Second, local chips. What’s truly remarkable is that Chinese local chips have now surpassed simple inference. In January 2026, the first fully advanced image model was trained entirely on Chinese local chips. In February, a large model was trained on a complete Chinese computing pool. This is a qualitative shift—from just running models to actually building new ones.

As for the prices of new water chips and infrastructure, the situation is extremely concerning for the United States. Electricity is the fundamental limit of computational power. China produces 2.5 times more electricity than the US, and its industrial costs are 4-5 times lower. Meanwhile, the US faces a real electricity crisis—Virginia and Georgia have halted approvals for new data centers.
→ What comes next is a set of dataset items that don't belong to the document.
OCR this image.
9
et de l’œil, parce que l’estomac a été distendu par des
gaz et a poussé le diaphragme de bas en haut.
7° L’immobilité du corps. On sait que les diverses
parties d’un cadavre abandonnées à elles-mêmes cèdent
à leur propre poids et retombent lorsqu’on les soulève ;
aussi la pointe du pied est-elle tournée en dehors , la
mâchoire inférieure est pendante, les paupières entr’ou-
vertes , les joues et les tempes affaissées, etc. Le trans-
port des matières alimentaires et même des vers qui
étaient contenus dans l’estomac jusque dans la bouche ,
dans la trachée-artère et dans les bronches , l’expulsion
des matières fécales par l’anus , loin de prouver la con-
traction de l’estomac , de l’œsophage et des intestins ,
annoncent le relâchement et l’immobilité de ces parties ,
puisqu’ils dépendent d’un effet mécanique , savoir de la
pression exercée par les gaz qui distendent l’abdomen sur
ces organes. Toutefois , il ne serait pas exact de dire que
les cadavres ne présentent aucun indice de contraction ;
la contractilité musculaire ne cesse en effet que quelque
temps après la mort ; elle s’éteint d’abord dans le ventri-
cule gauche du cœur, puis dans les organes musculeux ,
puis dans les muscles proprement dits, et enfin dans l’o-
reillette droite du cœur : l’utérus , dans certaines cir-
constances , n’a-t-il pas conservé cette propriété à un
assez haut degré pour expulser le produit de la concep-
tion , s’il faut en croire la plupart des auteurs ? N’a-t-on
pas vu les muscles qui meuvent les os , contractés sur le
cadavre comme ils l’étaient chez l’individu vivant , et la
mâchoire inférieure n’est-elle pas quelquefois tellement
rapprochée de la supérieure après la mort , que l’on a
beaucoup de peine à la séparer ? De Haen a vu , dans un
The result? Chinese AI is quietly going out into the world. Not as a traditional product, but as (tokens)— the basic units of processing. They are produced in Chinese computing factories and transmitted online everywhere. DeepSeek now serves 30% of China, 13.6% of India, 6.9% of Indonesia. In sanctioned countries, market share ranges between 40-60%.

There’s a strange resemblance here to the story of Japanese semiconductor industry in the 1980s. Japan was the best in a global system dominated by others, but it didn’t build an independent ecosystem. When the wave receded, it had nothing left. This time, China is choosing a different path—building a truly independent ecosystem from scratch.

Recent earnings reports from local companies tell the real story. Half are fire, half are water—huge revenues but significant losses. But this isn’t management failure. It’s a war tax for building real independence.

The question now isn’t “Can we survive?” but “How much do we need to pay to stay independently alive?” And the answer is the same: progress.